On Thu, 2014-12-04 at 16:46 -0800, Gordon Messmer wrote:
On 12/04/2014 05:45 AM, David McGuffey wrote:
In practice, however, there's a bunch of information you didn't provide, so some of those steps are wrong.
I'm not sure what dm-0, dm-2 and dm-3 are, but they're indicated in your mdstat. I'm guessing that you made partitions, and then made LVM or crypto devices, and then did RAID on top of that. If either of those are correct, that's completely the wrong way to build RAID sets. You risk either bad performance from doing crypto more often than is required, or possibly corruption as a result of LVM not mapping blocks the way you expect.
If you build software RAID, I really strongly recommend that you keep it as simple as possible.
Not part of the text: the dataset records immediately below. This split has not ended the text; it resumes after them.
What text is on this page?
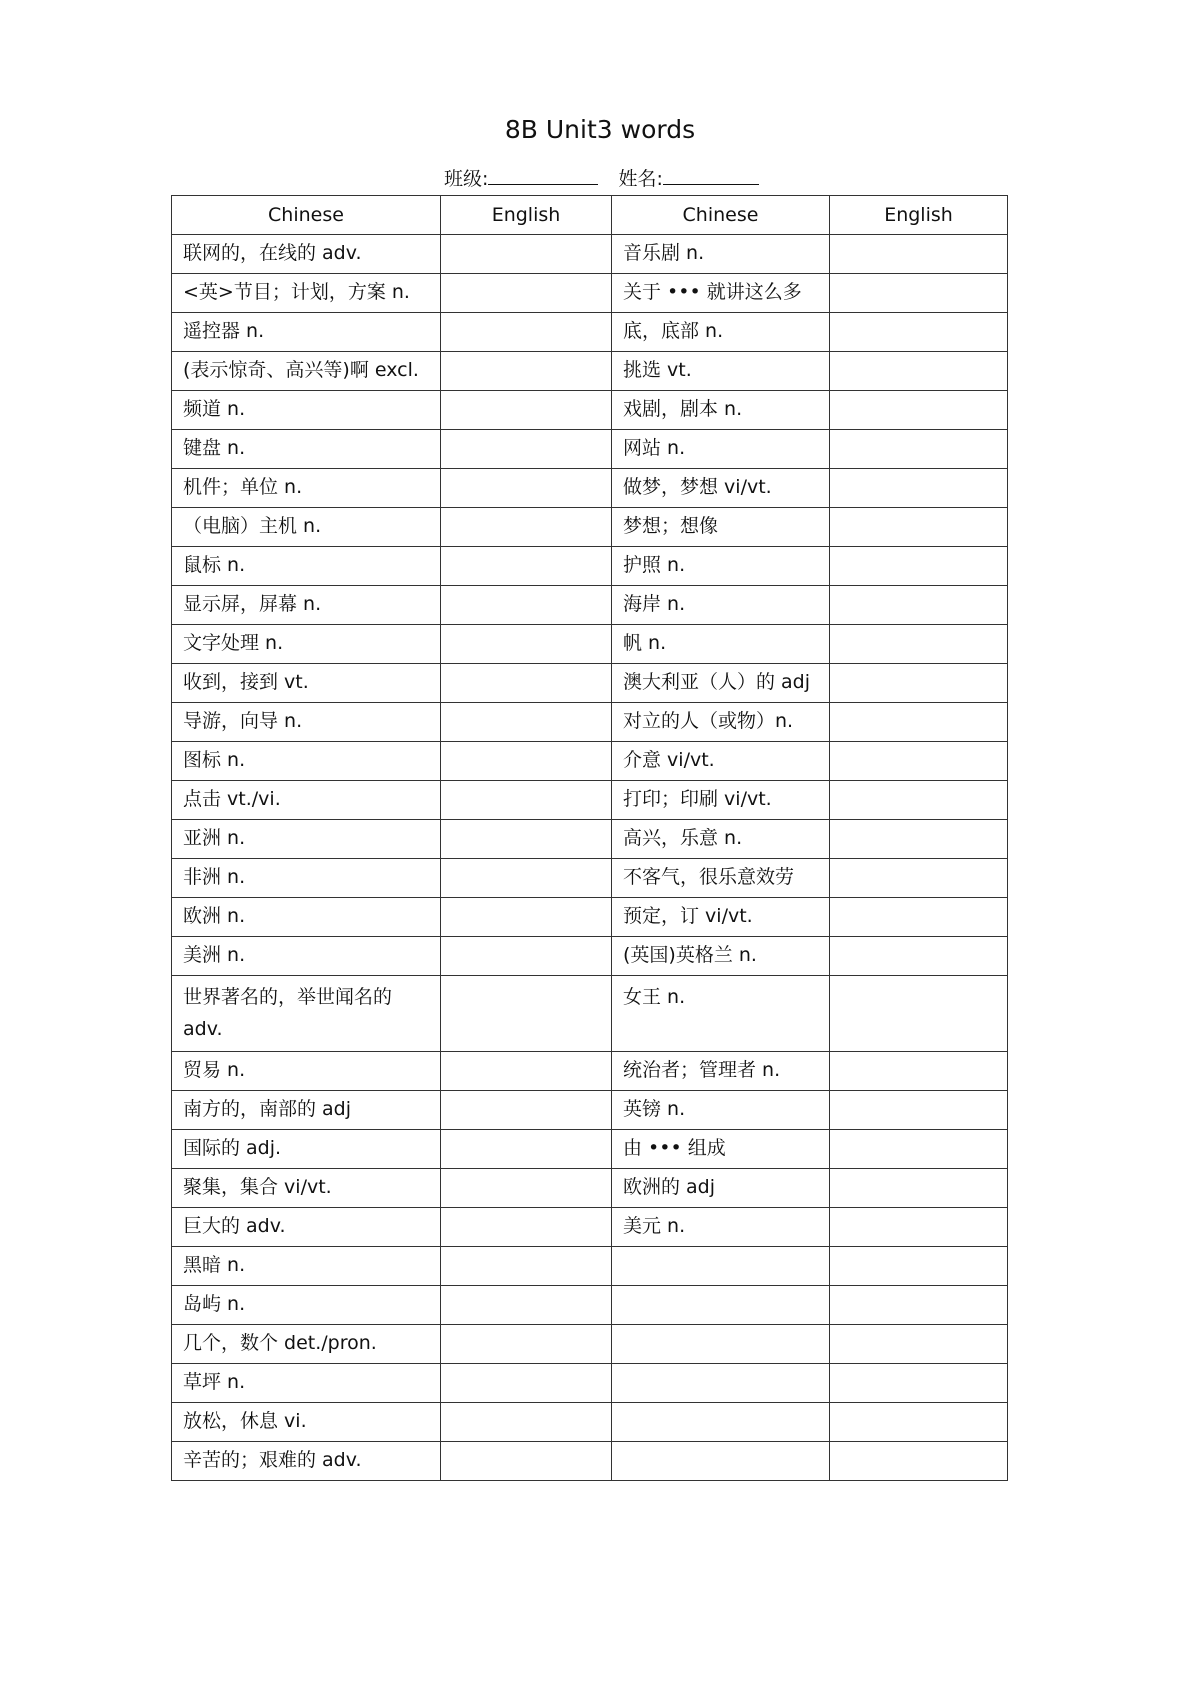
8B Unit3 words
班级:	姓名:
Chinese	English	Chinese	English

联网的，在线的 adv.		音乐剧 n.	

<英>节目；计划，方案 n.		关于 ••• 就讲这么多	

遥控器 n.		底，底部 n.	

(表示惊奇、高兴等)啊 excl.		挑选 vt.	

频道 n.		戏剧，剧本 n.	

键盘 n.		网站 n.	

机件；单位 n.		做梦，梦想 vi/vt.	

（电脑）主机 n.		梦想；想像	

鼠标 n.		护照 n.	

显示屏，屏幕 n.		海岸 n.	

文字处理 n.		帆 n.	

收到，接到 vt.		澳大利亚（人）的 adj	

导游，向导 n.		对立的人（或物）n.	

图标 n.		介意 vi/vt.	

点击 vt./vi.		打印；印刷 vi/vt.	

亚洲 n.		高兴，乐意 n.	

非洲 n.		不客气，很乐意效劳	

欧洲 n.		预定，订 vi/vt.	

美洲 n.		(英国)英格兰 n.	

世界著名的，举世闻名的 adv.		女王 n.	

贸易 n.		统治者；管理者 n.	

南方的，南部的 adj		英镑 n.	

国际的 adj.		由 ••• 组成	

聚集，集合 vi/vt.		欧洲的 adj	

巨大的 adv.		美元 n.	

黑暗 n.			

岛屿 n.			

几个，数个 det./pron.			

草坪 n.			

放松，休息 vi.			

辛苦的；艰难的 adv.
That means a) build sofware RAID sets from raw partitions and b) use as few partitions as possible.
Gordon,
Agree, I've probably made it too complicated. It is a workstation with sensitive data on it so I've encrypted the partitions.
md1 is fairly simple...two large disks in raid1, encrypted, and mounted as /home.
md0 is probably way too complicated and not a good way to go. The sensitive data in md0 is in /var (virtual machines).
I've backed up both /home and /var/lib/libvirt/images, so I think I'll start over on md0 with a new disk and a fresh install.